Daughter of a Lost Bird was screened at the AFI Docs Film Festival.

Every once in a while, we spot a little bird in the grass. She seems to be on her own but looks healthy; her mother probably took good care of her until now. Did she fall from the nest in the giant oak tree? Did she try her wings and crash into a window pane? Or is she following her heart which has told her that it was time to leave the nest and explore the world?

Brook Swaney directs this emotionally rich documentary whose title brings to mind the plight of a lost bird seeking its spiritual home, which is filled with joy and darkness, hope and suffering, love and injustice.

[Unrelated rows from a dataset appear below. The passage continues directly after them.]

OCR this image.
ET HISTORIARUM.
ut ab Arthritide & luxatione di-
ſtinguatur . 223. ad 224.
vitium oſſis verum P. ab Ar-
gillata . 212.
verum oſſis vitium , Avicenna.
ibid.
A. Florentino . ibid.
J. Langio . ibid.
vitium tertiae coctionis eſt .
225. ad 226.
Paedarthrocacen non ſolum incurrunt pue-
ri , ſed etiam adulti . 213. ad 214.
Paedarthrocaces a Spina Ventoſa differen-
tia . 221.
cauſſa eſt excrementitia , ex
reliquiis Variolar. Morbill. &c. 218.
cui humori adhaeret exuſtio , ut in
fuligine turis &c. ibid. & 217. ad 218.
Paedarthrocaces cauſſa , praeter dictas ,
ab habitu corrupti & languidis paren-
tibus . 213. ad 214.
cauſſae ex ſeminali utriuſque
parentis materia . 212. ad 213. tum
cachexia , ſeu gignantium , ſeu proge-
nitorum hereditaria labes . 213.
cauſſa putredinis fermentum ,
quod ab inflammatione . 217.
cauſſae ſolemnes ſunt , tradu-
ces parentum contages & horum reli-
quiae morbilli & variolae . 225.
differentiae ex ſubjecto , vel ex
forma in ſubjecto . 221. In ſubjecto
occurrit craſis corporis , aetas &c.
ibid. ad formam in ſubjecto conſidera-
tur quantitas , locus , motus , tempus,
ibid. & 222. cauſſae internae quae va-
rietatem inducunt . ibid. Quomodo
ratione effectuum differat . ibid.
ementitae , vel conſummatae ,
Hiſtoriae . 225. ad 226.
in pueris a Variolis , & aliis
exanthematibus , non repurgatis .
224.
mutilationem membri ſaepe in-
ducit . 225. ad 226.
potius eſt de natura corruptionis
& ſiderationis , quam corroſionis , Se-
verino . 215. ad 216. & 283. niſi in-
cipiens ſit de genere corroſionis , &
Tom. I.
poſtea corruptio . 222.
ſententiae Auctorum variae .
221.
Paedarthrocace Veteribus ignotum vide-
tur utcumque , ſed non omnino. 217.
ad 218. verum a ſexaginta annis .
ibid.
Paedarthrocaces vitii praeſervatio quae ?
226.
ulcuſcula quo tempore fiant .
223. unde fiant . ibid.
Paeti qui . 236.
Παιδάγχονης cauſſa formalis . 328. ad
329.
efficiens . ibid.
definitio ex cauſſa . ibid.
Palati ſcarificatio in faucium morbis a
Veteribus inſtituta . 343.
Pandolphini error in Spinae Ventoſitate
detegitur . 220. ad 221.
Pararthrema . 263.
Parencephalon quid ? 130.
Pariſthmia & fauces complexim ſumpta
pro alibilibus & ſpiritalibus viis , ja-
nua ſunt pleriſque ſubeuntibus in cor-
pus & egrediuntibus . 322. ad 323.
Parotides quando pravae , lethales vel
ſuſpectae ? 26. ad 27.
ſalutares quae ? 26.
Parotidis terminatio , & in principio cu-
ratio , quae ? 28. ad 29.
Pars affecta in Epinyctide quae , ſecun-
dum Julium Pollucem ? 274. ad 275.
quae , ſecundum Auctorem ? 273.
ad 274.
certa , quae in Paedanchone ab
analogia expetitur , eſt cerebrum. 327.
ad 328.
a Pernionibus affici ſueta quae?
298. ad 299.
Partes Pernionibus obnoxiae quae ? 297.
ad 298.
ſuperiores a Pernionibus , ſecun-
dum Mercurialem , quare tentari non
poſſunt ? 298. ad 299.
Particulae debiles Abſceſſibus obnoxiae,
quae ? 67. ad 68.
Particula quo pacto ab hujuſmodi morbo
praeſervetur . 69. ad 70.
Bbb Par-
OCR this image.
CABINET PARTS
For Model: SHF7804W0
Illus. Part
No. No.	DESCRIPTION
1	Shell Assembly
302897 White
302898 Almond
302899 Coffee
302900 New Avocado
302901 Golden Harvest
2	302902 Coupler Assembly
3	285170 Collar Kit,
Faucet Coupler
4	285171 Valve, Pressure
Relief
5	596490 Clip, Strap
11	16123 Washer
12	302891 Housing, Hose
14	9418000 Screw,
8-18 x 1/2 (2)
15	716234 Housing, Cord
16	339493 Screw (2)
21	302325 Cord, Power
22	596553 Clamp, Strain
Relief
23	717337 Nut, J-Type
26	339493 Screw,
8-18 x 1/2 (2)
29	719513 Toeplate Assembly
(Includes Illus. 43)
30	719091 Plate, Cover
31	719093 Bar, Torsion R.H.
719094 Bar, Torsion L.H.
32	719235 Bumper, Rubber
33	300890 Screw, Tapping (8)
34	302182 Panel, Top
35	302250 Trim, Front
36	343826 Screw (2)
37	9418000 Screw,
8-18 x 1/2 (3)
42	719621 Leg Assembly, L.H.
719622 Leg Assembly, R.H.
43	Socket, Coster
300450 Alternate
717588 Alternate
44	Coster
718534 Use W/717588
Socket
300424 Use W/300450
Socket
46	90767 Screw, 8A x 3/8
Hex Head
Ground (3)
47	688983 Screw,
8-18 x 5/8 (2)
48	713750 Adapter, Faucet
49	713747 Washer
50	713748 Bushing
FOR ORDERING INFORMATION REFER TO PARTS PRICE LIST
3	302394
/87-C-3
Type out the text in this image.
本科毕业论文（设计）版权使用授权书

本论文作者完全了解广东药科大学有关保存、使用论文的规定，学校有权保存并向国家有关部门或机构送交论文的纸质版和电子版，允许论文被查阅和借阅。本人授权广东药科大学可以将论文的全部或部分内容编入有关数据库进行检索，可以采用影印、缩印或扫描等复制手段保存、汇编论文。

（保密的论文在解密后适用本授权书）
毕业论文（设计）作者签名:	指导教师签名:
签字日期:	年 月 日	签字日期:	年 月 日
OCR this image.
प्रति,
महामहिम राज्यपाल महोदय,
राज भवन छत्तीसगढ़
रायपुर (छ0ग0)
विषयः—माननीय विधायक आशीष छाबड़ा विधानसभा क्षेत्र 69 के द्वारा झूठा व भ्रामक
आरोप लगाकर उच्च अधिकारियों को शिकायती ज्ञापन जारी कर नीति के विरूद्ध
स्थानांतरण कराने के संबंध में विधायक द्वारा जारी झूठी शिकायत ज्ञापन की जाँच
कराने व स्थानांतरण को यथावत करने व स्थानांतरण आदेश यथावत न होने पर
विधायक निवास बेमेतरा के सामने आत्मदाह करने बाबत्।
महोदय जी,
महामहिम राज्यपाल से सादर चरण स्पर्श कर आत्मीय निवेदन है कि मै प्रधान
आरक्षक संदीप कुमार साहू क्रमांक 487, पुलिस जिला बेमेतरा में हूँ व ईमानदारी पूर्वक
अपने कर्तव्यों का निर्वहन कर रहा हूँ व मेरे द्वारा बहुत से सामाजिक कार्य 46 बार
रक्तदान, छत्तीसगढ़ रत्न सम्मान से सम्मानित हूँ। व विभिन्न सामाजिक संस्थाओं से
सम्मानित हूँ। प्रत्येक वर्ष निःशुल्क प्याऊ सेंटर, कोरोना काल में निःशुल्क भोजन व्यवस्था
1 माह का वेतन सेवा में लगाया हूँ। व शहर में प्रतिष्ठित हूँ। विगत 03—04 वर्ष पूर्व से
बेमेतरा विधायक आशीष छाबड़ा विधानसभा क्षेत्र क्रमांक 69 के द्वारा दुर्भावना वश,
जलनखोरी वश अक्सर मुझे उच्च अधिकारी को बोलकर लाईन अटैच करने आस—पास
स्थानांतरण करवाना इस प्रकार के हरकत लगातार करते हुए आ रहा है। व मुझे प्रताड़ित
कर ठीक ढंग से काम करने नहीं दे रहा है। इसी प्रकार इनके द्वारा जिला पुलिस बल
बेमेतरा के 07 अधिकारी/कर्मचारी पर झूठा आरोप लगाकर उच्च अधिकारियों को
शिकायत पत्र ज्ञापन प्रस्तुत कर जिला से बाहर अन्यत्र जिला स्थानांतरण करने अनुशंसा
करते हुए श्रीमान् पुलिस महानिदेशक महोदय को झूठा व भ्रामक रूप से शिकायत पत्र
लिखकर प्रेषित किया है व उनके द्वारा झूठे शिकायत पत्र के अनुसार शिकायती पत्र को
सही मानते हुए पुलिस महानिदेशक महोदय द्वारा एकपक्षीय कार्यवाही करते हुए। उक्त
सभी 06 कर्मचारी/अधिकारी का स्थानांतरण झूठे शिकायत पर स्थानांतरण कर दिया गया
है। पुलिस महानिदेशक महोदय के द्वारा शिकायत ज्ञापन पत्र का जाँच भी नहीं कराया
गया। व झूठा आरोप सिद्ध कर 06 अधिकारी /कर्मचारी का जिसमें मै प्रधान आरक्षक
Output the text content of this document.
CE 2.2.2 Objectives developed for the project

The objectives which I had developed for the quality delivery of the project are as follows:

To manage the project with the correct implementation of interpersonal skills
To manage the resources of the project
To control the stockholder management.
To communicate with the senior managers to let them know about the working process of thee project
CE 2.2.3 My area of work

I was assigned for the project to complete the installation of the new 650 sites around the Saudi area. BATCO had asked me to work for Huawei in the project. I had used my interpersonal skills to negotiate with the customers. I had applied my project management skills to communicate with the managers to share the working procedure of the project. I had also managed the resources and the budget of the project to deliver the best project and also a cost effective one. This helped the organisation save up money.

Kendra Mylnechuk Potter was adopted into a loving white family as a child and grew up in a very white neighborhood. She didn't learn about her possible "Native-ness" until she was 18. Soon after she decides that she would like to connect with her birth mother. During her search, she discovers that she is from the Lummi nation of Washington State and her mother, April, was also adopted out of the community as a child. The older woman has reconnected with her relatives and is happy to introduce her daughter to them. Their coming together turns out to be a healing process for both Kendra and April.

Kendra at a Lummi gathering

The film follows Kendra for seven years from her first phone call to April, when she admits she is scared, to her attendance at a Lummi gathering where she is able to take her own daughter to visit the grave of her great-grandfather. Along the way she learns that as many as 35% of Native children in the United States had been removed from their families, becoming pawns in the war to end tribal identities. Kendra recognizes that she is a perfect example of the assimilation sought by the government and admits that she has to deal with both "white guilt" and "Native anger."

This film is a portrait of two courageous women -- mother and daughter - - who are willing to allow us into their remarkable journey to find each other and their heritage.